Glutamate and anxiety in primates

First, the team tested each marmoset’s anxiety levels when introduced to an unfamiliar human (one of their handlers wearing a mask). As expected, the animals with the greatest levels of anxiety — or high-trait anxiety — had significantly lower levels of glutamate in their hippocampus.

High-trait anxiety correlated with glutamate levels in the right anterior hippocampus.

Next, they artificially increased the level of glutamate in the highly anxious marmosets. They found that once glutamate levels reached normal levels, the animals responded less anxiously in psychological tests.

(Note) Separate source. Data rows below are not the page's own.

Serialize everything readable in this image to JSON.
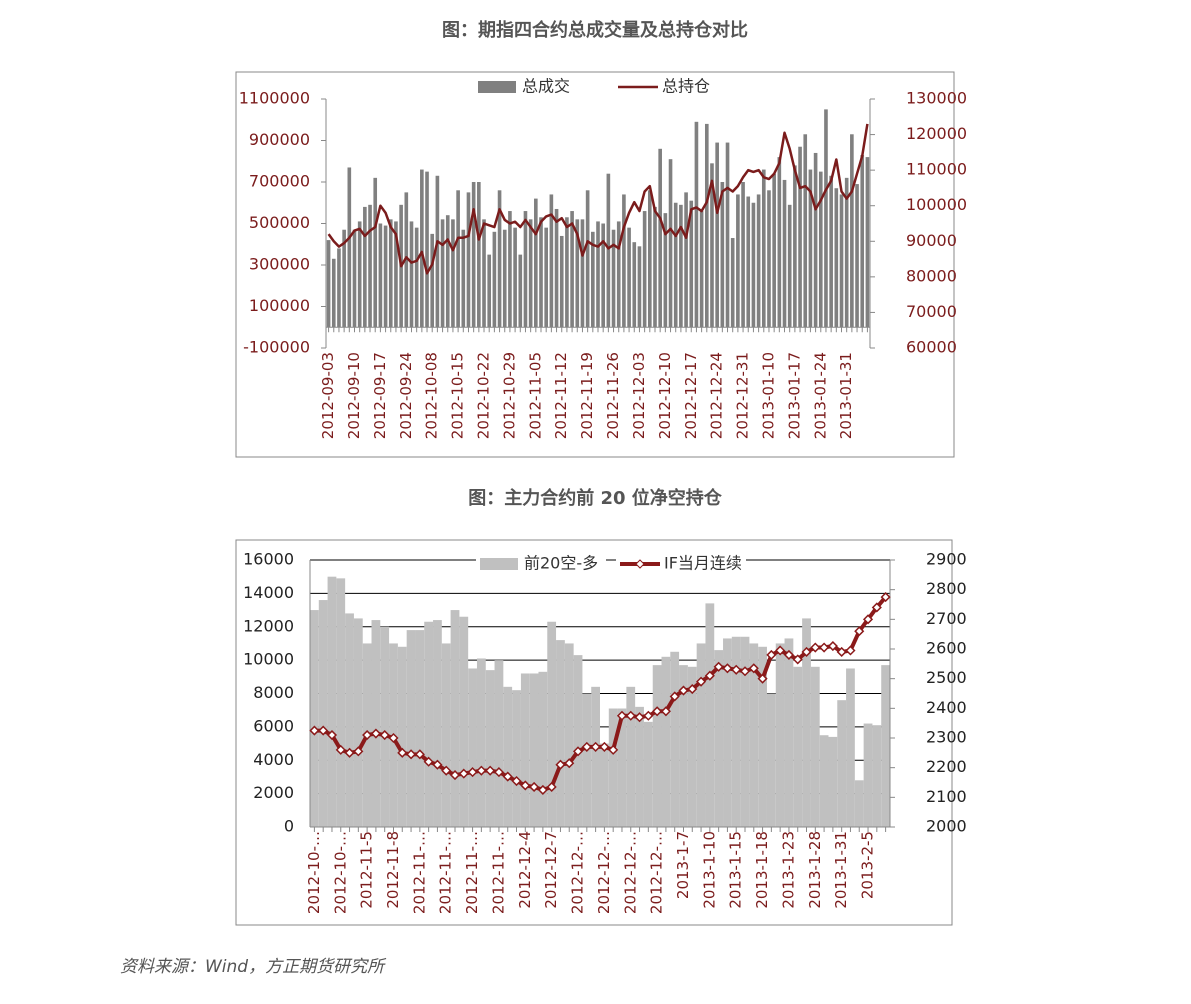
{
  "chart_data": [
    {
      "type": "bar_line",
      "title": "图：期指四合约总成交量及总持仓对比",
      "legend": "top",
      "categories": [
        "2012-09-03",
        null,
        null,
        null,
        null,
        "2012-09-10",
        null,
        null,
        null,
        null,
        "2012-09-17",
        null,
        null,
        null,
        null,
        "2012-09-24",
        null,
        null,
        null,
        null,
        "2012-10-08",
        null,
        null,
        null,
        null,
        "2012-10-15",
        null,
        null,
        null,
        null,
        "2012-10-22",
        null,
        null,
        null,
        null,
        "2012-10-29",
        null,
        null,
        null,
        null,
        "2012-11-05",
        null,
        null,
        null,
        null,
        "2012-11-12",
        null,
        null,
        null,
        null,
        "2012-11-19",
        null,
        null,
        null,
        null,
        "2012-11-26",
        null,
        null,
        null,
        null,
        "2012-12-03",
        null,
        null,
        null,
        null,
        "2012-12-10",
        null,
        null,
        null,
        null,
        "2012-12-17",
        null,
        null,
        null,
        null,
        "2012-12-24",
        null,
        null,
        null,
        null,
        "2012-12-31",
        null,
        null,
        null,
        null,
        "2013-01-10",
        null,
        null,
        null,
        null,
        "2013-01-17",
        null,
        null,
        null,
        null,
        "2013-01-24",
        null,
        null,
        null,
        null,
        "2013-01-31",
        null,
        null,
        null,
        null
      ],
      "series": [
        {
          "name": "总成交",
          "kind": "bar",
          "color": "#808080",
          "values": [
            420000,
            330000,
            380000,
            470000,
            770000,
            470000,
            510000,
            580000,
            590000,
            720000,
            500000,
            490000,
            520000,
            510000,
            590000,
            650000,
            510000,
            480000,
            760000,
            750000,
            450000,
            730000,
            520000,
            540000,
            520000,
            660000,
            470000,
            650000,
            700000,
            700000,
            520000,
            350000,
            460000,
            660000,
            470000,
            560000,
            480000,
            350000,
            560000,
            520000,
            620000,
            530000,
            480000,
            640000,
            570000,
            440000,
            530000,
            560000,
            520000,
            520000,
            660000,
            460000,
            510000,
            500000,
            740000,
            470000,
            510000,
            640000,
            480000,
            410000,
            390000,
            560000,
            660000,
            580000,
            860000,
            550000,
            810000,
            600000,
            590000,
            650000,
            610000,
            990000,
            560000,
            980000,
            790000,
            890000,
            700000,
            890000,
            430000,
            640000,
            700000,
            630000,
            600000,
            640000,
            760000,
            660000,
            740000,
            820000,
            710000,
            590000,
            780000,
            870000,
            930000,
            760000,
            840000,
            750000,
            1050000,
            730000,
            670000,
            640000,
            720000,
            930000,
            690000,
            830000,
            820000
          ]
        },
        {
          "name": "总持仓",
          "kind": "line",
          "axis": "y2",
          "color": "#7b1c1c",
          "values": [
            92000,
            90000,
            88500,
            89500,
            91000,
            93000,
            93500,
            91500,
            93000,
            94000,
            100000,
            98000,
            94000,
            92000,
            83000,
            85500,
            84000,
            84500,
            87000,
            81000,
            83500,
            90000,
            89000,
            90500,
            87500,
            91000,
            91000,
            91500,
            99000,
            90500,
            95000,
            94500,
            94000,
            99000,
            96000,
            95000,
            95500,
            94000,
            96000,
            94000,
            92000,
            95500,
            97000,
            97500,
            95500,
            96500,
            94000,
            95000,
            92000,
            86000,
            90000,
            89000,
            88500,
            90000,
            88000,
            89000,
            88000,
            94000,
            98000,
            101000,
            98500,
            104000,
            105500,
            98500,
            96500,
            92000,
            93500,
            91500,
            94000,
            91000,
            99000,
            99500,
            98500,
            101000,
            107000,
            98000,
            104000,
            105000,
            104000,
            105500,
            108000,
            110000,
            109500,
            110000,
            108000,
            107500,
            109000,
            112000,
            120500,
            116000,
            110000,
            105000,
            105500,
            104000,
            99000,
            101500,
            104500,
            107000,
            113000,
            104000,
            102000,
            104000,
            109000,
            114000,
            123000
          ]
        }
      ],
      "ylim": [
        -100000,
        1100000
      ],
      "yticks": [
        -100000,
        100000,
        300000,
        500000,
        700000,
        900000,
        1100000
      ],
      "y2lim": [
        60000,
        130000
      ],
      "y2ticks": [
        60000,
        70000,
        80000,
        90000,
        100000,
        110000,
        120000,
        130000
      ],
      "grid": false
    },
    {
      "type": "bar_line",
      "title": "图：主力合约前 20 位净空持仓",
      "legend": "top",
      "categories": [
        "2012-10-…",
        null,
        null,
        "2012-10-…",
        null,
        null,
        "2012-11-5",
        null,
        null,
        "2012-11-8",
        null,
        null,
        "2012-11-…",
        null,
        null,
        "2012-11-…",
        null,
        null,
        "2012-11-…",
        null,
        null,
        "2012-11-…",
        null,
        null,
        "2012-12-4",
        null,
        null,
        "2012-12-7",
        null,
        null,
        "2012-12-…",
        null,
        null,
        "2012-12-…",
        null,
        null,
        "2012-12-…",
        null,
        null,
        "2012-12-…",
        null,
        null,
        "2013-1-7",
        null,
        null,
        "2013-1-10",
        null,
        null,
        "2013-1-15",
        null,
        null,
        "2013-1-18",
        null,
        null,
        "2013-1-23",
        null,
        null,
        "2013-1-28",
        null,
        null,
        "2013-1-31",
        null,
        null,
        "2013-2-5",
        null,
        null
      ],
      "series": [
        {
          "name": "前20空-多",
          "kind": "bar",
          "color": "#c0c0c0",
          "values": [
            13000,
            13600,
            15000,
            14900,
            12800,
            12500,
            11000,
            12400,
            12000,
            11000,
            10800,
            11800,
            11800,
            12300,
            12400,
            11000,
            13000,
            12600,
            9500,
            10100,
            9400,
            10000,
            8400,
            8200,
            9200,
            9200,
            9300,
            12300,
            11200,
            11000,
            10300,
            8000,
            8400,
            5000,
            7100,
            7100,
            8400,
            7200,
            6300,
            9700,
            10200,
            10500,
            9700,
            9600,
            11000,
            13400,
            10600,
            11300,
            11400,
            11400,
            11000,
            10800,
            8000,
            11000,
            11300,
            9600,
            12500,
            9600,
            5500,
            5400,
            7600,
            9500,
            2800,
            6200,
            6100,
            9700
          ]
        },
        {
          "name": "IF当月连续",
          "kind": "line",
          "marker": "diamond",
          "axis": "y2",
          "color": "#8b1a1a",
          "values": [
            2325,
            2325,
            2310,
            2260,
            2250,
            2255,
            2310,
            2315,
            2310,
            2300,
            2250,
            2245,
            2245,
            2220,
            2210,
            2190,
            2175,
            2180,
            2185,
            2190,
            2190,
            2185,
            2170,
            2155,
            2140,
            2135,
            2125,
            2135,
            2210,
            2215,
            2255,
            2270,
            2270,
            2270,
            2260,
            2375,
            2375,
            2370,
            2375,
            2390,
            2390,
            2440,
            2460,
            2465,
            2490,
            2510,
            2540,
            2535,
            2530,
            2525,
            2535,
            2500,
            2580,
            2595,
            2580,
            2565,
            2590,
            2605,
            2605,
            2610,
            2590,
            2595,
            2660,
            2700,
            2740,
            2775
          ]
        }
      ],
      "ylim": [
        0,
        16000
      ],
      "yticks": [
        0,
        2000,
        4000,
        6000,
        8000,
        10000,
        12000,
        14000,
        16000
      ],
      "y2lim": [
        2000,
        2900
      ],
      "y2ticks": [
        2000,
        2100,
        2200,
        2300,
        2400,
        2500,
        2600,
        2700,
        2800,
        2900
      ],
      "grid": true
    }
  ],
  "source": "资料来源：Wind，方正期货研究所"
}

This second arm of the experimentation gave the researchers evidence of a causal relationship: Anxious primates naturally had lower levels of glutamate activity, and when glutamate was increased in the anxious primates’ hippocampi, anxiety was reduced.

To gain more information about the role of brain areas 25 and 32, the team carried out further experiments.

Blocking activity in these regions, they found that the anti-anxiety effects of increasing glutamate were abolished when area 25 was out of action. Blocking area 32, however, did not make a difference.

The study authors suggest that the hippocampal-area 25 pathway could be an interesting target for future pharmaceutical interventions. Overall, the authors outline their conclusions:

These findings provide casual evidence in primates that hippocampal glutamatergic hypofunction regulates endogenous high-trait anxiety, and the hippocampal-area 25 circuit is a potential therapeutic target.”

Though scientists are still unpicking glutamate’s role in anxiety, studies such as this bring us closer to having a full understanding.